Colombo (AsiaNews) - This year marks the 150th anniversary of rubber cultivation in Sri Lanka, introduced in 1876 in what was then Ceylon. But the country’s rubber industry is now on the brink of collapse due to a range of factors, from a lack of attention from the authorities in recent decades to rising prices; costs are also affected by the ageing of the trees and the “stepchild treatment” meted out to a plantation crop that, more than 70 years ago, was considered as valuable as gold in terms of yield and productivity.
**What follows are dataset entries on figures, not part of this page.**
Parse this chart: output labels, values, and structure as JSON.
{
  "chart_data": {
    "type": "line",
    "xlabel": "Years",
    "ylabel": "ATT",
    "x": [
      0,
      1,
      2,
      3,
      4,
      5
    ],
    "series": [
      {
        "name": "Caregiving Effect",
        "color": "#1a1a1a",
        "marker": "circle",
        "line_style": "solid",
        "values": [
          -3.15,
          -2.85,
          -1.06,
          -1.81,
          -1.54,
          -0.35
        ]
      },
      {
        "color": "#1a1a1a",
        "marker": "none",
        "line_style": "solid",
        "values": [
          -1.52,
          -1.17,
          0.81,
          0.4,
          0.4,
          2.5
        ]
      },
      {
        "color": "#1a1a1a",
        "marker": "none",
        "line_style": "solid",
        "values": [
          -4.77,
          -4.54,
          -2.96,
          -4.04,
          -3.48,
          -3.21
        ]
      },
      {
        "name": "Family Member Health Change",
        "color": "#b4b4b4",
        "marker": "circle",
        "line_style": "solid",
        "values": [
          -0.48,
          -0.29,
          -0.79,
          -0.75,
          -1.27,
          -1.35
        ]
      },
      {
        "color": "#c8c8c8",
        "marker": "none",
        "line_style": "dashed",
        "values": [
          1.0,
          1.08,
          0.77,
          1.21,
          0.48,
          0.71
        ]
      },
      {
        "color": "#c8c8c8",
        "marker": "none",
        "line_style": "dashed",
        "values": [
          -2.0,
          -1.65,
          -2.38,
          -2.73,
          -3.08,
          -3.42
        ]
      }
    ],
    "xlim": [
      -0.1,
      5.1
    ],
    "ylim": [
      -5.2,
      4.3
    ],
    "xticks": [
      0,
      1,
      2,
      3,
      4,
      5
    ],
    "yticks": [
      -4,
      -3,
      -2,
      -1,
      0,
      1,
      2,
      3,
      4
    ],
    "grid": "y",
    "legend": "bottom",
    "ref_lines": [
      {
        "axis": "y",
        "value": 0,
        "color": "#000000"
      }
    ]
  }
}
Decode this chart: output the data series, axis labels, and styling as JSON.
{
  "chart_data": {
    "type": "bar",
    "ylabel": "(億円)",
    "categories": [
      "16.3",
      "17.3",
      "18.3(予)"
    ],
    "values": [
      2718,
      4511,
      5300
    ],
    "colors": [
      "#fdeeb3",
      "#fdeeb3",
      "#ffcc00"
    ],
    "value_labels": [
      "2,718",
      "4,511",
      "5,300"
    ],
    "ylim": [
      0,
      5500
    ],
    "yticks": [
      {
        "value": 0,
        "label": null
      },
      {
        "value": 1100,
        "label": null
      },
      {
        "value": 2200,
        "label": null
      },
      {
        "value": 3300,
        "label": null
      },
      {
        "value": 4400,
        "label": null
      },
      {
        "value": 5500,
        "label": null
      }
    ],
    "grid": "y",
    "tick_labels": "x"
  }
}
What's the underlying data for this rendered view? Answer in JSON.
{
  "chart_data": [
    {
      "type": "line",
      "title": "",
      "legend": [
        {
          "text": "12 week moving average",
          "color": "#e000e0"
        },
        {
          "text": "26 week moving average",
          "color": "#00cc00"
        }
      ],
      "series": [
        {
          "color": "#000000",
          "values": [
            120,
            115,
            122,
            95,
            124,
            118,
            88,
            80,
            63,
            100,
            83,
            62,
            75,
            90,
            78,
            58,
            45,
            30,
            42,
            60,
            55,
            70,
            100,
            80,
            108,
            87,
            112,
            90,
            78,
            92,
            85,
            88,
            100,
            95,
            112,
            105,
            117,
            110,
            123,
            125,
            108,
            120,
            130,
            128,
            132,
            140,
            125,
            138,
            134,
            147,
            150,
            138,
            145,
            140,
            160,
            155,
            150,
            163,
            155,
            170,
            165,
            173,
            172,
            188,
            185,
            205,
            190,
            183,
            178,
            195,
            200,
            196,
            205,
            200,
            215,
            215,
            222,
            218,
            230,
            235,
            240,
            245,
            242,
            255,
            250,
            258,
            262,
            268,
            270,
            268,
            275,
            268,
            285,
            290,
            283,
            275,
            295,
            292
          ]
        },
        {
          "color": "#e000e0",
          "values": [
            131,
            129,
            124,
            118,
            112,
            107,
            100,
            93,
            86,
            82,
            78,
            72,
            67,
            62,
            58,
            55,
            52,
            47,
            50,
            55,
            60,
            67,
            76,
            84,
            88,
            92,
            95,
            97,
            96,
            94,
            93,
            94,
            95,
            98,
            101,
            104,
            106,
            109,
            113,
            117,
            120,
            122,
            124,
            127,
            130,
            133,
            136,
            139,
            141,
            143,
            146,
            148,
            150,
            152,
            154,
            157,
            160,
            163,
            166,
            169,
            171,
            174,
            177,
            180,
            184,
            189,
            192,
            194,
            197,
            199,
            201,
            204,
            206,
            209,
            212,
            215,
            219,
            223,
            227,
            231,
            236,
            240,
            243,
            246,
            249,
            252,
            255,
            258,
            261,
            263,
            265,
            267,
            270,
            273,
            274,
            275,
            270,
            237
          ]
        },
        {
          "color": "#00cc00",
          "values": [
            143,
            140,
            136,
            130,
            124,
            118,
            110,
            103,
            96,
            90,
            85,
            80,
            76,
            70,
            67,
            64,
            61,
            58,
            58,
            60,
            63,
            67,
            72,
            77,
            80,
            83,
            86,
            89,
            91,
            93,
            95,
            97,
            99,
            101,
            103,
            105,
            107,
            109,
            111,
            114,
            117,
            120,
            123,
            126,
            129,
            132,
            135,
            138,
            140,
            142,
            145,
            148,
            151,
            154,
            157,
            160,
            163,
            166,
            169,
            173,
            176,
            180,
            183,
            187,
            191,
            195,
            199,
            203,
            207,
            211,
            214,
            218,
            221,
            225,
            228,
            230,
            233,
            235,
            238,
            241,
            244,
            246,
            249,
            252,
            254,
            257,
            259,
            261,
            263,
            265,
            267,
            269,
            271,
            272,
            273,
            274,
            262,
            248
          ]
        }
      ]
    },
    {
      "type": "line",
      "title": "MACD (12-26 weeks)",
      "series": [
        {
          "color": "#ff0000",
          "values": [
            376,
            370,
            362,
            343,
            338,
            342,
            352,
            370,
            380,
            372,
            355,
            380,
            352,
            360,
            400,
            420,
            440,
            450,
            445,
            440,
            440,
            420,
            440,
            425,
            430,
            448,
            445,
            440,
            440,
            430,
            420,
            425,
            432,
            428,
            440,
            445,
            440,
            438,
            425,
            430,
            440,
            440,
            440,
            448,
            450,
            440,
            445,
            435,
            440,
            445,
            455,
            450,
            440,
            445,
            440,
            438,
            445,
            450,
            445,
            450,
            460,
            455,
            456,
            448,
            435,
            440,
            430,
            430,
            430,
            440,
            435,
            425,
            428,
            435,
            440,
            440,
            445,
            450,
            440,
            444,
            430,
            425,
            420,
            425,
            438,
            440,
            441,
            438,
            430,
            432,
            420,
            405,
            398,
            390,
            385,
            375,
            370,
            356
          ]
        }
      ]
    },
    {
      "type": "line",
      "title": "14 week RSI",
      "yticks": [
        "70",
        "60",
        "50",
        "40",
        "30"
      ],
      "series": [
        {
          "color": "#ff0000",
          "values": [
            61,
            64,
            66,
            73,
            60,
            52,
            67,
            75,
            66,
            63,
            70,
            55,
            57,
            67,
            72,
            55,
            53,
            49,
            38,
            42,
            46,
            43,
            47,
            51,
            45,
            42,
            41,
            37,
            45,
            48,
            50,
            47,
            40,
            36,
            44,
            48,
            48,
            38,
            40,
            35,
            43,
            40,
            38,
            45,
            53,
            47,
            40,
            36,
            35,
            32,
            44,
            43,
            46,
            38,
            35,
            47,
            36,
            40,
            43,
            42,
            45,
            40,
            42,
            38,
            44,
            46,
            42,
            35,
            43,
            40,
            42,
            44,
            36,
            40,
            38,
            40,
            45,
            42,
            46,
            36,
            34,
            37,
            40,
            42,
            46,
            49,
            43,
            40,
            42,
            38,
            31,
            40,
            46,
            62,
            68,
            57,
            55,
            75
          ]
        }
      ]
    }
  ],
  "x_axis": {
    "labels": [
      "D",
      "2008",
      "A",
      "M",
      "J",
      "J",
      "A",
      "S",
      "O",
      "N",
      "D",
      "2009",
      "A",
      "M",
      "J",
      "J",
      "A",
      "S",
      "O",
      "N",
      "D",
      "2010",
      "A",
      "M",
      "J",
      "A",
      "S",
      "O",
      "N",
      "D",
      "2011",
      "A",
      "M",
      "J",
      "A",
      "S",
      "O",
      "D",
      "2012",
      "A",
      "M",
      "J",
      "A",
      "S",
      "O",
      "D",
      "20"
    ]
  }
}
According to Professor Asoka Nugawela, former director of the Sri Lanka Rubber Research Institute, “in the country’s major rubber plantation companies, productivity levels have fallen by around 50% by 2025”. Harin de Silva, president of the Colombo Rubber Traders Association, also recently spoke on the matter, explaining at a press conference: “When I entered the sector in 2002, production stood at 130,000 metric tonnes. Today it has fallen to 70,000 tonnes”.
Damitha Perera, director of Forbes & Walker, adds: “Whilst Sri Lanka exports high-quality crepe rubber latex – the world’s sole producer of this material used in the manufacture of niche products – the country imports cheaper raw materials to meet tyre production needs.” This is a deeply critical situation, which risks overshadowing the celebrations planned throughout the year to mark a century and a half of activity in the sector and the life of a product that has helped the nation “earn valuable foreign currency”. Today, in reality, experts say “the [local] rubber industry is on the brink of collapse”.
Sarangi Dissanayaka and Damith Tennakoon, university lecturers specialising in agricultural matters, explain to AsiaNews that “in 1960 the country exported 107,000 tonnes (107 million kg), meaning that Sri Lanka boasted considerable local production. However, production has now fallen to 69,200 tonnes (69 million kg) from the 98,600 tonnes (98 million kg) recorded between 2014 and 2024”. At present, they continue, most of the raw rubber “is imported” from other foreign producers, and this would not have happened “if the country had increased its own production and cultivable land”. Conversely, the island remains the world’s leading producer and exporter of high-quality crepe rubber latex. It also holds the record as “the world’s largest exporter of solid industrial tyres and the fifth-largest exporter of latex gloves.”
Meanwhile, the researchers continue, “between 2014 and 2024, the area allocated to the rubber industry has also fallen dramatically”, dropping from 133,000 to 84,000 hectares (207,568 acres), whereas in 1960 the area under production stood at 668,213 acres. Natural rubber production and the area under cultivation have recorded negative growth of 2.98% and 3.68% per year respectively over this decade. If this trend continues, the rubber industry, which generated over a billion dollars a year in foreign exchange, supporting thousands of families and preserving our natural environment, “could eventually disappear”, conclude Sarangi and Damith.
According to industry operators Waruna Samarawickrama and Shirantha Alwis, “the drastic decline in land productivity is part of a broader picture of rising costs, particularly in workers’ wages and agrochemicals, without a corresponding increase in selling prices”. The current situation in the rubber plantation sector will significantly reduce revenue generated, whilst increasing expenditure and leading to negative cash flows, including low investment in the sector, even though 2026 marks a century and a half since the first rubber seedlings were introduced to the country. “It was from Sri Lanka that natural rubber cultivation spread to become the current giants of the sector in the Asian region. From the outset, the country’s natural rubber industry – they conclude – has played a key role in economic development, including job creation and the mitigation of the impacts of climate change.”